In upcoming weeks, we'll be looking at some other driving-related topics.

*BAC and BrAC are essentially disparate; BrAC is only a somewhat accurate measure of BAC, the statistic that really matters, but it is used more in practice because it is easy to test for with breathalyzers. In the US and UK, the legal baseline for drunk driving is 0.08%, more than twice the leeway granted to Japanese drivers.


  1. Maybe the absolute blood levels are strict, but how often are drivers actually tested in Japan? And how much of the discretionary evaluation is done for gaijin and other undesirables?
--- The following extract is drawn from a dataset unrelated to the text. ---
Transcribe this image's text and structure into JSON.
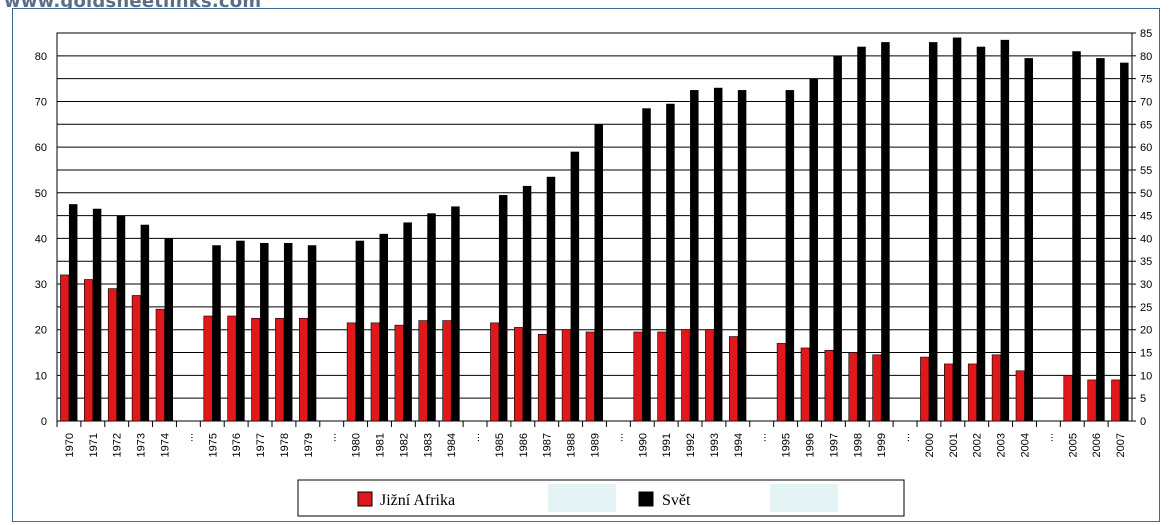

  2. Thanks for the comment. I can't provide an exhaustive answer to either of your questions, but Dan's article (linked at top) about "kenmon" is a good example of when you might be randomly tested for BrAC. However, in many cases I would assume that these charges are applied to drivers who have been pulled over for some other driving infraction, then found to be intoxicated, the same way that police in the US look for telltale signs like lane swerving or unused headlights. As in other countries, Japanese police carry breathalyzers and use them when a driver is suspect. Aside from the statistics I mention inline, search terms like "飲酒運転違反 2012" yield interesting results on regional and national levels, including annual reports by the National Police Agency. Finally, though highly speculative, I would guess that the breathalyzer is if anything more quickly procured in cases of suspects who cannot or refuse to speak Japanese.

  3. This site:

    ...reports that in 2005, there were 139,918 nationwide charges of 酒気帯び, but only 1,675 charges of 酒酔い, implying that the police are vigilant for drunk drivers (many more drunk driving charges are made than drunk driving accidents reported) and that the more serious 酒酔い charge is employed far less often than the breathalyzer-based 酒気帯び charge.
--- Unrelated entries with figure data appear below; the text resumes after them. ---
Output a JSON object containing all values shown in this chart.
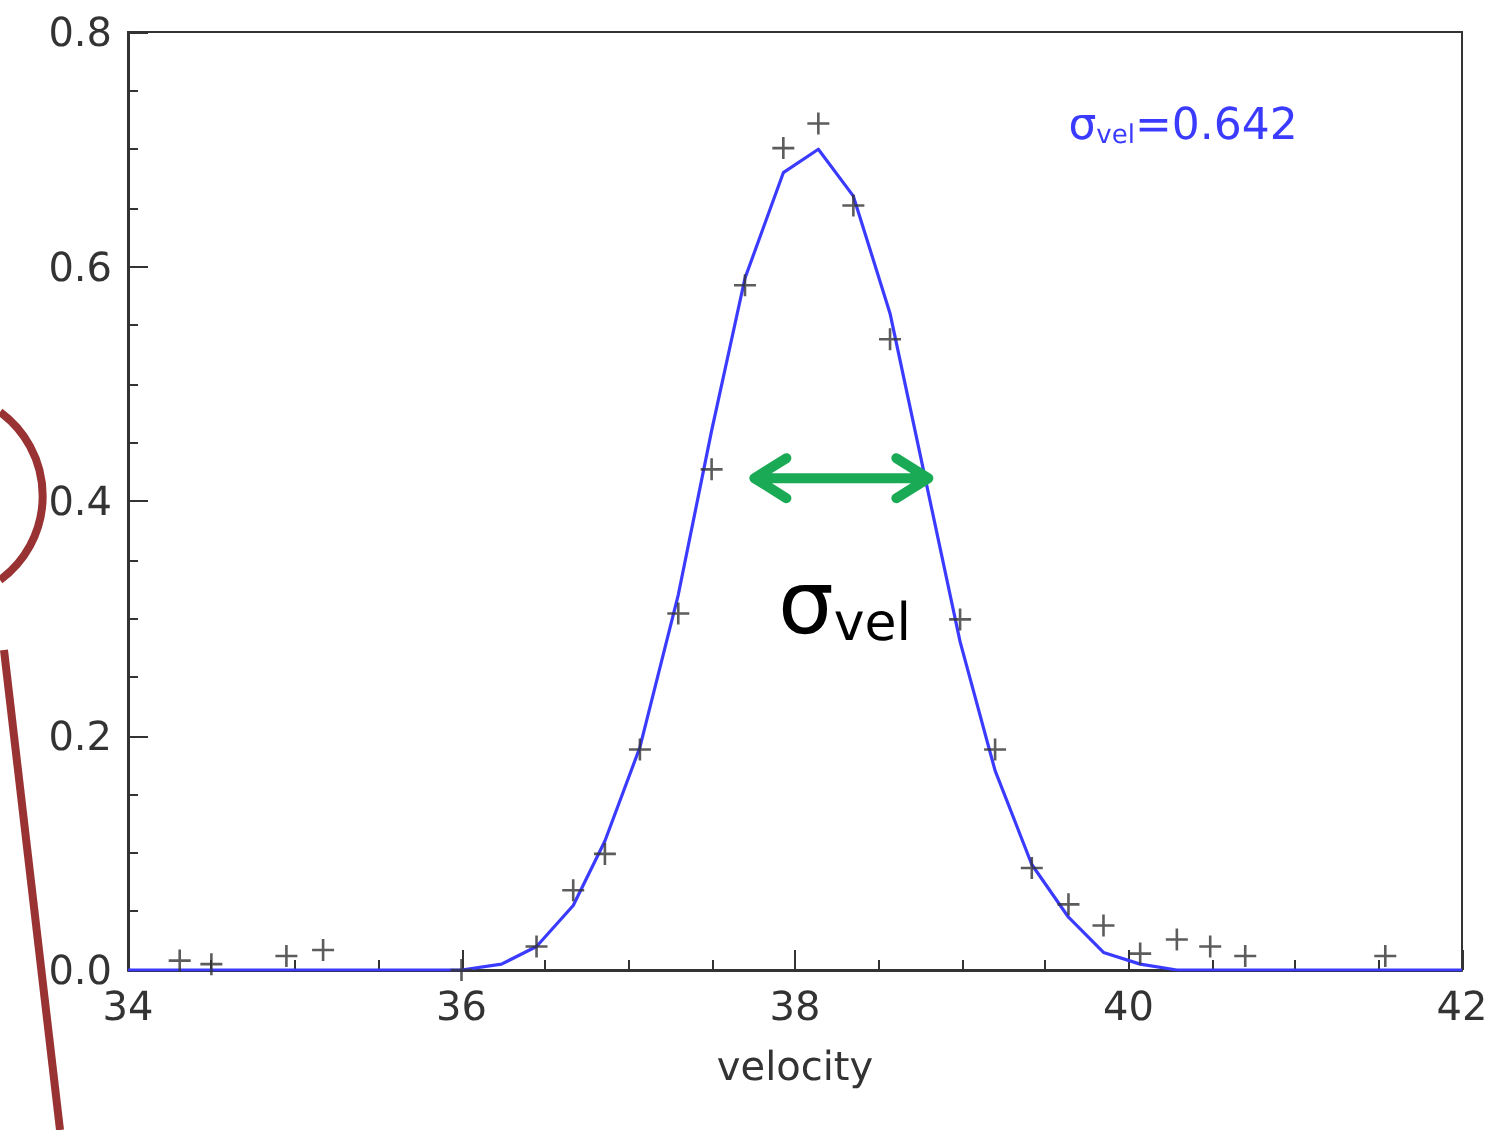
{
  "chart_data": {
    "type": "scatter",
    "xlabel": "velocity",
    "xlim": [
      34,
      42
    ],
    "xticks": [
      34,
      36,
      38,
      40,
      42
    ],
    "ylim": [
      0,
      0.8
    ],
    "yticks": [
      {
        "value": 0,
        "label": "0.0"
      },
      {
        "value": 0.2,
        "label": "0.2"
      },
      {
        "value": 0.4,
        "label": "0.4"
      },
      {
        "value": 0.6,
        "label": "0.6"
      },
      {
        "value": 0.8,
        "label": "0.8"
      }
    ],
    "grid": false,
    "series": [
      {
        "marker": "cross",
        "color": "#333333",
        "x": [
          34.31,
          34.5,
          34.95,
          35.17,
          36.0,
          36.45,
          36.67,
          36.86,
          37.07,
          37.3,
          37.5,
          37.7,
          37.93,
          38.14,
          38.35,
          38.57,
          38.99,
          39.2,
          39.42,
          39.64,
          39.85,
          40.07,
          40.29,
          40.49,
          40.7,
          41.54
        ],
        "values": [
          0.008,
          0.005,
          0.012,
          0.017,
          0.0,
          0.02,
          0.068,
          0.099,
          0.188,
          0.304,
          0.427,
          0.584,
          0.701,
          0.722,
          0.652,
          0.538,
          0.299,
          0.188,
          0.087,
          0.056,
          0.038,
          0.014,
          0.026,
          0.02,
          0.012,
          0.012
        ]
      },
      {
        "type": "line",
        "marker": "none",
        "line_style": "solid",
        "color": "#3b3bff",
        "x": [
          34,
          36.0,
          36.24,
          36.45,
          36.67,
          36.86,
          37.07,
          37.3,
          37.5,
          37.7,
          37.93,
          38.14,
          38.35,
          38.57,
          38.78,
          38.99,
          39.2,
          39.42,
          39.64,
          39.85,
          40.07,
          40.29,
          42
        ],
        "values": [
          0,
          0.0,
          0.005,
          0.02,
          0.055,
          0.11,
          0.19,
          0.32,
          0.46,
          0.59,
          0.68,
          0.7,
          0.66,
          0.56,
          0.42,
          0.28,
          0.17,
          0.09,
          0.045,
          0.015,
          0.005,
          0,
          0
        ]
      }
    ],
    "annotations": [
      "σ$_{vel}$=0.642",
      "σ$_{vel}$"
    ]
  }
}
  4. A few people asked about Japan's drunk bicycling laws. In short, it carries a lot of legal risk. From what I've read, Japan offers a legal cushion for drunk drivers and others charged with traffic violations that do not result in an accident; in effect, the violation counts against your eligibility to hold a driver's license before it counts against your criminal record. So, a violation like this may result in license suspension or revocation and a heavy fine, but as long as the fine gets paid, it need not lead to a criminal conviction, jail time, or a permanent criminal history.

    However, this cushion does not apply to drunk cyclists, because operating a bicycle does not require any kind of license. If you are charged with 酒気帯び運転 or 酒酔い運転 while operating a bicycle (and you can be charged, as a bicycle is classified under Japanese traffic law as a "kei" vehicle, in the same class as mopeds and small cars), the charge immediately leads to a court hearing and conviction. Though jail time could be avoided by paying a fine for each individual charge, the convictions would remain on your criminal record. Three convictions, whether all from drunk cycling or from other criminal offences, result in imprisonment without exception.
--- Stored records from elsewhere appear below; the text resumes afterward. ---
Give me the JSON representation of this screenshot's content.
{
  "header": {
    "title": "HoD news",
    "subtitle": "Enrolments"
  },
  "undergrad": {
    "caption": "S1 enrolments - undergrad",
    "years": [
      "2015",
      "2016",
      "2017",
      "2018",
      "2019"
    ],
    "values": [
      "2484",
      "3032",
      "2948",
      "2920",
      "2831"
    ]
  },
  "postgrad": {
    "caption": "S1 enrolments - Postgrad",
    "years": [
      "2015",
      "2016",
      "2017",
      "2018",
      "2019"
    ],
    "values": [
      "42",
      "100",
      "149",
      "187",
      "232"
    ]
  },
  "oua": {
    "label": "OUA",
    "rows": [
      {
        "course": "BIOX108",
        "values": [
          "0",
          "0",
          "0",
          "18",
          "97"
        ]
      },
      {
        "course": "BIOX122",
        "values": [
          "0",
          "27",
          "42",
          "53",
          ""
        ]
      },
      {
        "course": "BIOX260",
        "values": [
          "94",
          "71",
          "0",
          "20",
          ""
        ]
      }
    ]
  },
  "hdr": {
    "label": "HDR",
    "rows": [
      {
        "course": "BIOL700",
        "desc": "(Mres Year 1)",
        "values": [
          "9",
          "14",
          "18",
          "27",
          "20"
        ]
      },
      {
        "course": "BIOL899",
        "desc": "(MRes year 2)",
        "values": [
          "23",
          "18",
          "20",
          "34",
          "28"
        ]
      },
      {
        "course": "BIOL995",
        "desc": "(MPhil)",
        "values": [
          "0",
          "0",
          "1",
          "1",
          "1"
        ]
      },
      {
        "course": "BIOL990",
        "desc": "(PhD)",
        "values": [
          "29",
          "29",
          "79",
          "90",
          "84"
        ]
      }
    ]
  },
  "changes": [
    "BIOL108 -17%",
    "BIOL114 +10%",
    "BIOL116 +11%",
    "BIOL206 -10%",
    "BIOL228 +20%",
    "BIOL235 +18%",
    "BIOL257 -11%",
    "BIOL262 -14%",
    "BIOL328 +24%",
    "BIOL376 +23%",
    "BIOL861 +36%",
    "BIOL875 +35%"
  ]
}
    Therefore, police are somewhat hesitant to write tickets to drunk cyclists who've been caught simply for being drunk; they realize the gravity of the charge and, from what I understand, tend to just chew the cyclist out instead. This point is moot, however, if you get into an accident while riding a bicycle drunk and police are called to the scene; you can expect that your level of intoxication will be assessed and that you will be charged accordingly.

  5. does japan have the most punishment for drinking and driving then any country.